While Steed’s supervisor Lt. Winward credits her extraordinary arrest record in part to “typing skills” that allow her to process DUI reports more quickly than other troopers, her critics in the legal community fear that corners are being cut and people’s rights are being trampled in the name of more arrests. They also express fear about her aggressiveness, in sharp contrast to Rapich, who describes her as “very compassionate and likeable.”
For some judges, argues Schatz, pulling a drunken driver off the road justifies a constitutional violation. For others, though, such legal concerns can put not only the innocent, but also the drunken drivers Steed catches in her high-volume trawling, back on the street.
Whatever the result, Schatz says, Steed and Utah’s war against “drugs, drinking and driving is being carried too far, eroding people’s rights to drive down the road.”
According to a Nov. 12, 2007, story by Sam Cooper in the Ogden Standard Examiner, Steed joined the UHP after graduating from Weber State University with a criminal justice degree in 2002, and started patrolling Davis and Weber counties. One man who encountered her during her first years as a trooper was Callis Sturgill. Five years later, he has yet to get over what he sees as the injustices he suffered at her hand. Born in rural Kentucky, the 62-year-old still speaks with a slow, Kentucky drawl. In her report, Steed construed that drawl as “slurred.” Sturgill says the arrest has ruined him financially.
Sturgill works for the Department of Alcoholic Beverage Control and, at that time, delivered alcohol to DABC stores. At midnight on Saturday, June 26, 2005, he was returning from his second job at a Holladay 7-Eleven, where he had just completed an exhausting nine-hour shift. A few blocks from his Clearfield house, Steed pulled him over for weaving across several lanes, although the traffic stop video shows only “some drifting side to side, just like a person does when they are tired,” Ogden-based DUI lawyer Glen Neeley noted on his Website.
Steed took Sturgill off-camera to perform field sobriety tests “so no one can see what she did or what Sturgill did,” Neeley argued in a blog.
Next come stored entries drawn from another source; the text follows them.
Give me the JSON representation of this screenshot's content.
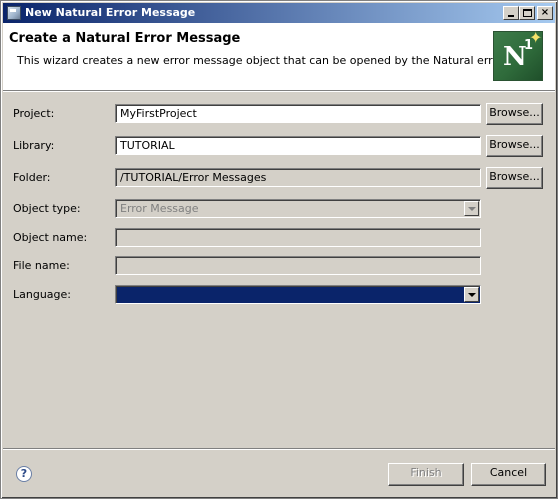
{
  "window": {
    "title": "New Natural Error Message",
    "controls": {
      "minimize": "minimize",
      "maximize": "maximize",
      "close": "×"
    }
  },
  "header": {
    "title": "Create a Natural Error Message",
    "description": "This wizard creates a new error message object that can be opened by the Natural error editor.",
    "logo": {
      "letter": "N",
      "superscript": "1",
      "star": "✦"
    }
  },
  "form": {
    "project": {
      "label": "Project:",
      "value": "MyFirstProject",
      "browse": "Browse..."
    },
    "library": {
      "label": "Library:",
      "value": "TUTORIAL",
      "browse": "Browse..."
    },
    "folder": {
      "label": "Folder:",
      "value": "/TUTORIAL/Error Messages",
      "browse": "Browse..."
    },
    "object_type": {
      "label": "Object type:",
      "value": "Error Message"
    },
    "object_name": {
      "label": "Object name:",
      "value": ""
    },
    "file_name": {
      "label": "File name:",
      "value": ""
    },
    "language": {
      "label": "Language:",
      "value": ""
    }
  },
  "footer": {
    "help": "?",
    "finish": "Finish",
    "cancel": "Cancel"
  },
  "colors": {
    "title_bar_start": "#0a246a",
    "title_bar_end": "#a6caf0",
    "selection": "#0a246a",
    "face": "#d4d0c8",
    "logo_green": "#2f6b3b"
  }
}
In her report, she noted Sturgill’s poor balance and droopy eyes and that he “seemed tired.”
Steed arrested Sturgill for DUI and took him to jail, where a phlebotomist drew his blood. (According to UHP, Steed is now a licensed phlebotomist and drug-recognition expert, which means she can draw blood in the back of her cruiser). Sturgill’s subsequent toxicology report revealed no alcohol, illegal drugs or prescription drugs. Nevertheless, he had to hire a lawyer to represent him at a Department of Public Safety hearing that determined the fate of his commercial driver’s license. The subsequent dismissal of charges did not spare the LDS Church member the public humiliation of a DABC colleague approaching him with a copy of the Davis County Clipper, which had printed his DUI arrest.
Between legal fees, paying to get his car out of the impound lot and lost wages from time off work for his justice-court hearing—he pleaded guilty, but only to an improper lane-change violation—Sturgill fell behind on his car and mortgage payments and lost both his vehicle and his house. All this “because of a cop who was trying to make a name for herself and stoop to whatever means she possesses to get a DUI arrest,” he says. Steed did not respond to a request for comment regarding Sturgill’s arrest.